REPUBLIKA.CO.ID, BANDUNG -- Federasi Serikat Pekerja BUMN Strategis (FSPBS) menentang rencana pemerintah yang membuka keran penanaman modal asing (PMA) hingga 100 persen. Menurut Ketua Umum FSPBS, Wisnu Adi Wuryanto,
penguasaan sepenuhnya oleh pihak luar ini di duga akan terjadi seiring rencana relaksasi daftar negatif investasi (DNI) pada 25 bidang usaha seperti telekomunikasi, energi dan sumber daya mineral (ESDM), kesehatan, dan pariwisata.
Wisnu menyontohkan, pemerintah akan memberlakukan ini terhadap pembangkit listrik di atas 10 megawatt. "Jadi 30, 50, 100 MW bisa 100 psersen (milik asing)," ujar Wisnu kepada wartawan, Rabu (5/12).
Menurut Wisnu, kebijakan ini sangat liberal bahkan bisa mengancam kedaulatan bangsa pada bidang-bidang tersebut. Ia menai, dalih penarikan investasi asing, kata dia, tidak bisa dibenarkan jika berpotensi menggerus kemandirian bangsa yang berdampak terhadap melonjaknya harga di masyarakat.
"Kalau ini dibiarkan, kepemilikan asing bisa 100 persen," katanya.

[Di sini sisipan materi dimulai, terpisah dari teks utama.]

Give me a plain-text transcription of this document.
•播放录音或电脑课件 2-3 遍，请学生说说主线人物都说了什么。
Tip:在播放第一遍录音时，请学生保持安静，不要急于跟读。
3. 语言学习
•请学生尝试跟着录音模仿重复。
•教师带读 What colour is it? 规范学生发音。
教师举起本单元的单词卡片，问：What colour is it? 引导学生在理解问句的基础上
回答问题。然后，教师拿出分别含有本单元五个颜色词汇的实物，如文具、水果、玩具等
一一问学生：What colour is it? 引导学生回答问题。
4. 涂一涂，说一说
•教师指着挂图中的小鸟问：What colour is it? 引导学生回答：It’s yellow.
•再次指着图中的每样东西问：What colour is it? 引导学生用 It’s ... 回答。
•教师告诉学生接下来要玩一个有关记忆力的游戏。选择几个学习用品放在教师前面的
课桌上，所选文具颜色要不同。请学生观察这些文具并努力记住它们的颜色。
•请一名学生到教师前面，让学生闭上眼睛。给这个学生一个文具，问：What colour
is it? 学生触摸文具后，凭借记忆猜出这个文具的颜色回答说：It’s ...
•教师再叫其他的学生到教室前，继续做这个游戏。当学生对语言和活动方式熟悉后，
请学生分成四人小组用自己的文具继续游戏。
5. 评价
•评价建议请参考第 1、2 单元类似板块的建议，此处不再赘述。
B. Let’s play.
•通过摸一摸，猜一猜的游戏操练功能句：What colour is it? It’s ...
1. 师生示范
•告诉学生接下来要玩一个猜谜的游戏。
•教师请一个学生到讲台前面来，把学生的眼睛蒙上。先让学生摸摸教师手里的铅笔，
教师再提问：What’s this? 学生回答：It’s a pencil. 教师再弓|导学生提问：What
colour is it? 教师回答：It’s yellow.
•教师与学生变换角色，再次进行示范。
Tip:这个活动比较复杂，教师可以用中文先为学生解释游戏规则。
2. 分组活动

Wisnu meminta, rencana ini jangan terjadi terutama pada bidang-bidang strategis seperti telekomunikasi dan ESDM. Karena, berdasarkan UUD 1945 pemerintah harus memegang kendali arah perkembangan dan kepemilikan telekomunikasi dan ESDM. "Ini penting untuk memastikan sumber daya yang ada bisa dimanfaatkan oleh masyarakat," katanya.
Pembukaan kran investasi asing ini, menurut Wisnu, memang tidak akan langsung terasa dalam jangka waktu yang pendek. Namun, dampaknya akan dirasakan pada beberapa tahun kemudian.
"Mati pelan-pelan," katanya.
Wisnu mencontohkan, ia khawatir akan terjadi monopoli saat asing menguasai 100 persen usaha telekomunikasi dan ESDM.
"Nanti HP-nya, device-nya, kabelnya, networknya, milik perusahaan luar yang kolaborasi terus datang ke sini. Kalau kita bergantung, maka harga bisa dimainkan," katanya.
Hal tersebut, kata dia, akan terjadi pada sektor ESDM. Selain berpotensi mengundang monopoli, langkah ini pun akan membunuh perusahaan lokal yang seharusnya bisa menjadi kebanggaan bangsa. "Kami khawatir nantinya perusahaan lokal akan terkooptasi oleh asing. Ini berbahaya, pemerintah jangan lakukan ini," katanya.
Senada dengan Wisnu, Ketua Umum Serikat Pekerja Telkom Asep Mulyana mengatakan, pembukaan kran investasi asing hingga 100 persen ini tidak dilakukan negara-negara lain. Sebagai contoh, Australia menguasai mayoritas kepemilikan perusahaan telekomunikasi di negara tersebut.
"Australia, backbone-nya dimiliki negara. Juga Malaysia, membikin perusahaan telekomunikasi untuk dikuasai," katanya.
Ditempat yang sama, Sekretaris Jenderal FSPBS Hadi Karya mengatakan, pemerintah pun harus hati-hati terhadap investasi asing yang masuk meski tidak menguasai hingga 100 persen. Ia tidak ingin peristiwa yang dialami PT Telkom pada 1995 kembali terulang.
Saat itu, kata dia, BUMN telekomunikasi itu mendapat suntikan segar dari pihak asing. Namun, dana yang diberikan merupakan pinjaman dari bank-bank yang berada di dalam negeri.
"Asing investasi, tapi bukan bawa uang. Mereka dapat pinjaman dari bank-bank milik kita. Jadi apa artinya? Kan enggak ada investasi masuk," katanya.
Selain itu, Hadi menilai saat ini industri dalam negeri tidak terlalu kuat karena belum menguasai teknologi dengan baik. Sehingga, jika kepemilikan pun lemah, maka tinggal menunggu waktu sebelum akhirnya tergerus.